There have been numerous reports that Libyan leader Moammar Gadhafi is using mercenaries to try to quell the unrest in his country. It wouldn’t be the first time he’s employed outside fighters.
Retired army Lt. Col. Robert Brown is editor and publisher of Soldier of Fortune Magazine. It reports on what it calls “news and adventure.” The magazine’s editorial policy is stated as pro-military, pro-strong U.S. defense, pro-police and pro-veteran.
Brown says Mr. Gadhafi has a history of using mercenaries.
“You’ve had Gadhafi employing mercenaries way back in the late 70s, when he had Americans, when he had employed two notorious individuals – Frank Terpil and Ed Wilson - who served as advisors to him. And they had brought in a number under false pretenses, I do believe, Americans that had been discharged, or some which were actually on active duty taking leave working for him. It became quite a scandal back then. So, it’s not something unusual,” he says.
Both Terpil and Wilson were former CIA agents accused of many crimes, including illegal arms dealing.
Not all mercenaries alike
Brown says mercenaries are easy to be found in Africa.
“Africa is a very open ground, if you will, for recruiting. You had a lot of your South African soldiers, after the apartheid government fell, serving in Executive Outcomes, which actually did a very good job in suppressing the RUF (Revolutionary United Front) in Sierra Leone. You had a lot of Chadians I think that are now with Gadhafi’s forces,” he says.
Brown says mercenaries can be motivated by any number of things to fight, including adventure and especially money. But he says not all mercenaries are alike.
“Well, it’s hard to say what their level of training is,” he says, “whether they’re just thugs that can go around and beat people as an irregular force or whether they’ve been trained. This I don’t think anybody knows.

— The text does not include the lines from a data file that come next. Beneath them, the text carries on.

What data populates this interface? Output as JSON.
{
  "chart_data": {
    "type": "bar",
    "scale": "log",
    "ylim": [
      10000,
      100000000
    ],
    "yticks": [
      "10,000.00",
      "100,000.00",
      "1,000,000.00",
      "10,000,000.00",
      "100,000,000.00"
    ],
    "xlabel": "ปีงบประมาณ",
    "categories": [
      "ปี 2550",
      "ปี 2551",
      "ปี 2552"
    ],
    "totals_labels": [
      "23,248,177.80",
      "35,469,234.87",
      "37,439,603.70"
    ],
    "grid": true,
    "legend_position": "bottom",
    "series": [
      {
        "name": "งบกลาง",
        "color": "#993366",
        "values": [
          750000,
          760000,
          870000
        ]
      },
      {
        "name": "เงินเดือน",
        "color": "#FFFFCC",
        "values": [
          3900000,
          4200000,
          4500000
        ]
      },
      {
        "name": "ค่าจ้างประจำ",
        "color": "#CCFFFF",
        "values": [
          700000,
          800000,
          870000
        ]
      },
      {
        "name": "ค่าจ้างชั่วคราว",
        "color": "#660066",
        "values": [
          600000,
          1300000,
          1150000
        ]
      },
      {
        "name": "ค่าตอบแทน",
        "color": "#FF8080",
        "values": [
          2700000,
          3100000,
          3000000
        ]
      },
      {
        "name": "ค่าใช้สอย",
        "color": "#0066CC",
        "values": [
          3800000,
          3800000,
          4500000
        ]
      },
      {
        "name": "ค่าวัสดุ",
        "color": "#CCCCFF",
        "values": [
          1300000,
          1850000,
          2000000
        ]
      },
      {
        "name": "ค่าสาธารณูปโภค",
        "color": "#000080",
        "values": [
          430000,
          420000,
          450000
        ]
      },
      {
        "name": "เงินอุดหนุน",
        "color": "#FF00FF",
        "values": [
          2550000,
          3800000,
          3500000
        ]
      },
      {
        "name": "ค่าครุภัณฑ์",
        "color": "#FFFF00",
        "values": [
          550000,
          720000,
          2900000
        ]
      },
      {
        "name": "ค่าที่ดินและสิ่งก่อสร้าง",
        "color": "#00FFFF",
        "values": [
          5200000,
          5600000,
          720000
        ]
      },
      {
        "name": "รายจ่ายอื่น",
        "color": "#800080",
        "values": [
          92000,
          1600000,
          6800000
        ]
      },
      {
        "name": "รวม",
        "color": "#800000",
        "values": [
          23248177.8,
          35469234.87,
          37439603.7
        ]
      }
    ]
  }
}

And certainly their effectiveness is going to be predicated on what type of training they have and what their capabilities are. Certainly, it doesn’t take a great deal of training to go around and beat civilians or shoot civilians.”
He says they do know that if they are caught by the opposition that their lives are at stake. And if reports from Libya are true, suspected mercenaries have not been treated kindly.
He says there can be a big difference between those called mercenaries and those called contractors, like those we’ve seen in Iraq working on behalf of the U.S.
Brown says, “People that Gadhafi has certainly don’t have the training or the capabilities as the people who’ve been hired as contractors. Because whether you approve or disapprove of contractors, it’s been my experience that these people for the most part are very well trained, or they wouldn’t be hired.”
Robert Brown has been the editor of Soldier of Fortune Magazine since its founding 35 years ago.